Les Didones
Aboutissement du processus de rationalisation engagé à l'époque
classique, les Didones doivent leur nom à celui de la dynastie
d'imprimeurs et d'éditeurs français Didot et à l'imprimeur
parmesan Gianbattista Bodoni. Elles sont aisément reconnaissables
à leur verticalité, le très fort contraste entre
pleins et déliés et à leurs empattements parfaitement
horizontaux.
Le nom de cette famille fait référence à deux créateurs
et à leurs uvres : Didot et Bodoni, dont la contraction des
noms a donné Didones.
La venue des Didones est inséparable des révolutions politiques
provoquées par l'avènement de l'Empire. Cependant, les premières
tentatives de réforme de la typographie sont en germe dans les
caractères de la fin du XVIIIe siècle, en particulier
dans les recherches de Baskerville, en Angleterre, et de Fournier, en
France.
1789 ne fit donc qu'accélérer une volonté antérieure.
À l'époque de la création du Didot, une réforme
de la typographie officielle était de toute façon indispensable
: pouvait-on en effet imaginer typographier pour l'empereur comme on le
fit pour les rois Louis XV et Louis XVI ? Il importa donc d'imaginer la
typographie
de l'Empire, révélatrice des préoccupations de l'époque
nouvelle et de ses évolutions de style : stricte, intellectuelle,
logique, et respectueuse du Canon, ainsi que la décrit Maximilien
Vox.
L'apparition du Didot fut avant tout permise par les progrès de
la technique de la gravure du poinçon typographique alors utilisée
depuis trois cent ans.
La maîtrise de la typographie au plomb, associée à
l'amélioration des techniques d'impression, autorisa, sans trop
de difficultés techniques, l'usage d'une lettre caractéristique
par ses jeux de graisses et de contrastes entre déliés et
pleins, promesse de la rigueur des graphismes nouveaux.
Comme toujours dans l'évolution des écritures, l'esprit
du temps est fortement présent dans les graphismes, l'écriture
et la typographie.
|

L'élaboration
du Code Civil, qui tendit à organiser la société
française, induisit en typographie l'avènement d'un rythme
particulier extrêmement régulier : le Didot, adopté
sous l'Empire, puis sous la Restauration, s'étendit rapidement
aux démocraties du monde entier par l'épurement de ses formes
et l'autorité naturelle qui se dégage de son graphisme fait
de formes pures, d'intersections de lignes se croisant à angle
droit, de pleins et de déliés fortement opposés.
Les Didones font apparaître une lettre rigoureuse et statique dont
l'architecture générale rappelle l'organisation apprêtée
du Grandjean. C'est-à-dire monumentale rigide et portée
à la symétrie pour certains éléments. L'alternance
régulière des parties blanches ou légères
de la lettre avec les parties pleines ou noires donne à ces types
leur cadence, leur rythme. Le style de cette typographie, contrairement
aux typographies proches des écritures manuscrites, est à
axe vertical et emprunt de grandeur statique.
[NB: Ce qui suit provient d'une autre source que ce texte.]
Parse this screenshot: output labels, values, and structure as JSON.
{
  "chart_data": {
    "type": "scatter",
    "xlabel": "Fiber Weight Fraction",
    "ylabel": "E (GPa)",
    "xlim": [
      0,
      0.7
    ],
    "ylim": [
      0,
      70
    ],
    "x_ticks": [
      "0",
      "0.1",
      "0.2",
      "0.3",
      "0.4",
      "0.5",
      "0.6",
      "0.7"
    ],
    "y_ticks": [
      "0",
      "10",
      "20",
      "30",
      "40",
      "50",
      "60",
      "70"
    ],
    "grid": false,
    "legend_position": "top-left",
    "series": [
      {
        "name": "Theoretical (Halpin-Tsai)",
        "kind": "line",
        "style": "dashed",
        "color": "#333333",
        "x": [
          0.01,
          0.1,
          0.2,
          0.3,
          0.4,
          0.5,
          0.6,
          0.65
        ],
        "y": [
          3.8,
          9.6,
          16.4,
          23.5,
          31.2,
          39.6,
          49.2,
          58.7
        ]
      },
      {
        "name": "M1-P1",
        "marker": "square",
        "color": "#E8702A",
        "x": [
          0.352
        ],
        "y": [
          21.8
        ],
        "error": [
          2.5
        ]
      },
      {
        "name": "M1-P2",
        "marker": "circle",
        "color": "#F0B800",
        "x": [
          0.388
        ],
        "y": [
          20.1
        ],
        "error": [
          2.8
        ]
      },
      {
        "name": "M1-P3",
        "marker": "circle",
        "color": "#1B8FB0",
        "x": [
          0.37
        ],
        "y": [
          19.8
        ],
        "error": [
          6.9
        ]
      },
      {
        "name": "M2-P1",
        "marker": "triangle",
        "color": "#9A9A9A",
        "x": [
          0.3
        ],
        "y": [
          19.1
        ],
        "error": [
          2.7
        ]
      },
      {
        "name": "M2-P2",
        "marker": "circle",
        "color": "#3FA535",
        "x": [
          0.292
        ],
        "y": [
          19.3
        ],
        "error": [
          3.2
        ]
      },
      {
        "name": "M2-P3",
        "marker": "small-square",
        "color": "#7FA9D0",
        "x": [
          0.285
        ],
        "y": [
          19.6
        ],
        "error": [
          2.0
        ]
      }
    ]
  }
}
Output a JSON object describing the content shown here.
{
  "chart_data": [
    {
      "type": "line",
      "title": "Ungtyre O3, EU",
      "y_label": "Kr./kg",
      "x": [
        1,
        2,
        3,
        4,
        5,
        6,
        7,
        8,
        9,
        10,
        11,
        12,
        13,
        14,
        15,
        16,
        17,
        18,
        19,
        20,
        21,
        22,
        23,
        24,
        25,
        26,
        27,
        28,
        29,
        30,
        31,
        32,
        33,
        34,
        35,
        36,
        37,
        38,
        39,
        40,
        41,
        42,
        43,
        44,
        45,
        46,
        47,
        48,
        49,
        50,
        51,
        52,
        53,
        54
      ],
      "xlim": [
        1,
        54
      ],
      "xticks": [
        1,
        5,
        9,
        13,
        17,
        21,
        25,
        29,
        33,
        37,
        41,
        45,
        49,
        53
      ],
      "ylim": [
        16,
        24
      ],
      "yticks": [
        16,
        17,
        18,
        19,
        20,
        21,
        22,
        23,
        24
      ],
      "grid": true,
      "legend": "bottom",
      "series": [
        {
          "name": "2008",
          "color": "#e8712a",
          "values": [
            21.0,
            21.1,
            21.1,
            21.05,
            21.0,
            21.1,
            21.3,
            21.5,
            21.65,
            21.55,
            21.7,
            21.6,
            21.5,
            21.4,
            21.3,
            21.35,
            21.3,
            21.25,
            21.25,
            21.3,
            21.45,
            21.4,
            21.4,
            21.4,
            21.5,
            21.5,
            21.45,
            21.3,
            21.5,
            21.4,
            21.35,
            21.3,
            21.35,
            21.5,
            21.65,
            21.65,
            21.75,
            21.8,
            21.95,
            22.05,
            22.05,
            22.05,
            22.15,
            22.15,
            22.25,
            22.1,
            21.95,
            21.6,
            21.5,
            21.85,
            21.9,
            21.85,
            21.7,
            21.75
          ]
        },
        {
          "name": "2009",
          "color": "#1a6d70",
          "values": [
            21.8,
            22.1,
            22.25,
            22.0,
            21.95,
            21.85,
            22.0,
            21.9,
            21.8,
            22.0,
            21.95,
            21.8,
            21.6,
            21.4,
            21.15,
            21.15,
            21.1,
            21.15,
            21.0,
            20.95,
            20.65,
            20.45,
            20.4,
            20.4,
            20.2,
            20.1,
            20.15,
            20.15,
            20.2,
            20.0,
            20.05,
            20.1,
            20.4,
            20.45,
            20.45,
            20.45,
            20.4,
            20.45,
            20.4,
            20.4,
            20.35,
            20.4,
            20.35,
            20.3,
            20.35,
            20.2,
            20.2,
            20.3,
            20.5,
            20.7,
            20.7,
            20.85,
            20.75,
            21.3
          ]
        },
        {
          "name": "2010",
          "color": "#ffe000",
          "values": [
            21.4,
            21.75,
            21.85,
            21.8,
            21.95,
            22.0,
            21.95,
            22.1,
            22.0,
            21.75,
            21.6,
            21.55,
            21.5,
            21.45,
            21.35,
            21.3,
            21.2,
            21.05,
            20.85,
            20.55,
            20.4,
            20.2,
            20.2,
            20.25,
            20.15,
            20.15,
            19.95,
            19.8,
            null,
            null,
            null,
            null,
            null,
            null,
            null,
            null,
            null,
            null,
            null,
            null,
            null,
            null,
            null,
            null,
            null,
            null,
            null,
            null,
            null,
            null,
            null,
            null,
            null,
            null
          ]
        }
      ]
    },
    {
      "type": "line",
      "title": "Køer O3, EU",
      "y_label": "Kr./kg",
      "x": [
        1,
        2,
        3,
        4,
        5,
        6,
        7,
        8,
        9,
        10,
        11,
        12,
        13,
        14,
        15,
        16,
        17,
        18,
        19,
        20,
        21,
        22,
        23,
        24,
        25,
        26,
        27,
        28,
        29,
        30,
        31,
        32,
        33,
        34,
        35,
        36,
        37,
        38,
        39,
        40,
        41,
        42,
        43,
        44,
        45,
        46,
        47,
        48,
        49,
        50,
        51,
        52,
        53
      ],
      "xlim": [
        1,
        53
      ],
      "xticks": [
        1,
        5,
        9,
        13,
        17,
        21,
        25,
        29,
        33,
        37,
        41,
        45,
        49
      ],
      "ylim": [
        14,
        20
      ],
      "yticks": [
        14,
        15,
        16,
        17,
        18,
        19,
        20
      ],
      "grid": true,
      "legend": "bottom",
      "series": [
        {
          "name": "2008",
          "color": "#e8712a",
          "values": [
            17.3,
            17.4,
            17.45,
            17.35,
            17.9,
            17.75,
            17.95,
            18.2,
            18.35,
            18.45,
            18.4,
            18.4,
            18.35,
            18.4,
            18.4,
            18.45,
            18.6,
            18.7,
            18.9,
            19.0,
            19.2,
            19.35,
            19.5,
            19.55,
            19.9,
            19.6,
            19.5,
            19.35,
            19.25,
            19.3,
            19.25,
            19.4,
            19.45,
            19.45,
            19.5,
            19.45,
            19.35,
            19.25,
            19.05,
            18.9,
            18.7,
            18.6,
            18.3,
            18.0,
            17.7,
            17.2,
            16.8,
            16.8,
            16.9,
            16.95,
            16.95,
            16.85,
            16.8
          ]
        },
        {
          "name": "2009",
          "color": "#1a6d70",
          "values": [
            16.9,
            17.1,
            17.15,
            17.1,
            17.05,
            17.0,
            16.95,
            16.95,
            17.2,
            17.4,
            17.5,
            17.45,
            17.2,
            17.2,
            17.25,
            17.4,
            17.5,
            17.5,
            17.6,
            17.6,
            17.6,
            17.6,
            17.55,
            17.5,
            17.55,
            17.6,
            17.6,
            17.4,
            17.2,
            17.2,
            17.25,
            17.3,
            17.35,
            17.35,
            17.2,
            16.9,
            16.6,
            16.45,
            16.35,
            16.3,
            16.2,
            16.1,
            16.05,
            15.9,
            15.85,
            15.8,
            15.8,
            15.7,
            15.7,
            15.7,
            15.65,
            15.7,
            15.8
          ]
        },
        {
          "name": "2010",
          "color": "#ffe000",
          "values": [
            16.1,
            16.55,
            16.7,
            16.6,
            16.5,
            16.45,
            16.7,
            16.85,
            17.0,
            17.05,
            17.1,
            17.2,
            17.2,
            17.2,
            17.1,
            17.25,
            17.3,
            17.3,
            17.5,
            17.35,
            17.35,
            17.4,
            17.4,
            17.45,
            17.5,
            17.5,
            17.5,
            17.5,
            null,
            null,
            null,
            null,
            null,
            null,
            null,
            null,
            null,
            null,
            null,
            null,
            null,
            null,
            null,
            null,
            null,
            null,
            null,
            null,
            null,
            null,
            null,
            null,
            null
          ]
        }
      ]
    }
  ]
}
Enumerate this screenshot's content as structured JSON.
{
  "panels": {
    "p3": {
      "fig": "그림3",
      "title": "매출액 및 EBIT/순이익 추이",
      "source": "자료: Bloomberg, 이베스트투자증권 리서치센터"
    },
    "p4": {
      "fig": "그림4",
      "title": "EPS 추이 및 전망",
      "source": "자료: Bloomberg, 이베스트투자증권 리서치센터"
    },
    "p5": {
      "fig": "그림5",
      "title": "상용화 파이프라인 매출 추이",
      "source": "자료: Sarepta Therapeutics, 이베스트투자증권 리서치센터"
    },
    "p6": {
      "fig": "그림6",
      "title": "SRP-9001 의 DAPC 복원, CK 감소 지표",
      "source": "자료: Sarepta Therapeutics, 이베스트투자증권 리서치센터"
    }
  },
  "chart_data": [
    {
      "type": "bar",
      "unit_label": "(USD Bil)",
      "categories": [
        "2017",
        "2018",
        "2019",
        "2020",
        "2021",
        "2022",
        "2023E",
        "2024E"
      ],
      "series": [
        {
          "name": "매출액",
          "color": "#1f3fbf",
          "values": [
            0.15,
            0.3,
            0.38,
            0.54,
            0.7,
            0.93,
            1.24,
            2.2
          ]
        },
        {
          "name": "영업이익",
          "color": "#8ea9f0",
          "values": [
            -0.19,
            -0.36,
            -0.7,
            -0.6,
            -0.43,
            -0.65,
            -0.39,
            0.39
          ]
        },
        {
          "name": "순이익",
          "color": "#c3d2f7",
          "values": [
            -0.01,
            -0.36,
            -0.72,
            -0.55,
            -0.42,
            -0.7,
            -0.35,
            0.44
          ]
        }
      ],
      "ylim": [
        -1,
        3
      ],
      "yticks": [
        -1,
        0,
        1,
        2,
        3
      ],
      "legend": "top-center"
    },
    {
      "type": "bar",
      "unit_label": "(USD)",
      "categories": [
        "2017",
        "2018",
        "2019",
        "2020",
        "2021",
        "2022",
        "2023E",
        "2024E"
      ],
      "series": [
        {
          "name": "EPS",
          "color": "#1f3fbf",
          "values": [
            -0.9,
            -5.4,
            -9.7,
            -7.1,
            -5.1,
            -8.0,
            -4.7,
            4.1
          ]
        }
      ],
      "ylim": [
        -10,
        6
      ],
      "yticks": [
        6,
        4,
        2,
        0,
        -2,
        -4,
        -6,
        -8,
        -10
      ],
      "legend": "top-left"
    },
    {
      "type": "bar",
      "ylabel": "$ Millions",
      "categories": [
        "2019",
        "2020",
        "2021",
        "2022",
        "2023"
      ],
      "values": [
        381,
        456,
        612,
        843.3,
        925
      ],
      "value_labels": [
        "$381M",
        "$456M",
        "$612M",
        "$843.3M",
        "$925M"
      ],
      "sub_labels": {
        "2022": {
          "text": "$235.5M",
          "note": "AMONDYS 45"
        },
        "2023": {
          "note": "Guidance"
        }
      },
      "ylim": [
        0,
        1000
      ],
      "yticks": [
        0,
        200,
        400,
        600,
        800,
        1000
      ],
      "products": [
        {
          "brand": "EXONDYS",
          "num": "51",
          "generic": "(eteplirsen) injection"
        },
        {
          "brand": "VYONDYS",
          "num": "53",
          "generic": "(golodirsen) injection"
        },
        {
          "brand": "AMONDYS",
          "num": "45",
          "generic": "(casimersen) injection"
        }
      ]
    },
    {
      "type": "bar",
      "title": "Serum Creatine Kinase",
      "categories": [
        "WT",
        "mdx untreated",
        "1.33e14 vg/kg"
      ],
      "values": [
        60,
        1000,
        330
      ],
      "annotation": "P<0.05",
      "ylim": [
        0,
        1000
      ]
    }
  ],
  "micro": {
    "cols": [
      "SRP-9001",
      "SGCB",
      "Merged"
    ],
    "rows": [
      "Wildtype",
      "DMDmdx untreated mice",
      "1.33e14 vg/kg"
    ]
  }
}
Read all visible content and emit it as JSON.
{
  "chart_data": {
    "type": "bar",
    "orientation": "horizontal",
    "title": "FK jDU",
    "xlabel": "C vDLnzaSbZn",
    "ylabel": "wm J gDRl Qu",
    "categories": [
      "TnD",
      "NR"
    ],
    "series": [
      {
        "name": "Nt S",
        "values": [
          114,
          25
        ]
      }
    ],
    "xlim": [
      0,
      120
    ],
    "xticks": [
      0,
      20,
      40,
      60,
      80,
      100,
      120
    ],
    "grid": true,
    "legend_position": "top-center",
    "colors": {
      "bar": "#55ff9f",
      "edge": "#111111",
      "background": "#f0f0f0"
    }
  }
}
Aisément reconnaissable à la finesse de ses empattements,
il fut utilisé à l'Imprimerie impériale pour l'impression
des Cérémonies du Sacre de Napoléon ainsi que pour
l'impression des grands textes de Racine, Boileau, La Fontaine, etc.
Le Didot, caractère adopté par les romantiques pour l'opposition
marquée des différentes parties qui le composent, contribua
à la propagation de la nouvelle littérature.
Par ailleurs, le XIXe siècle offrit de nouvelles possibilités
d'expression à travers la publicité et l'affiche : l'exagération
possible des contrastes du caractère Didot permit le passage d'une
typographie uniquement liée au texte à une typographie d'avantage
liée à la visibilité et au choc optique.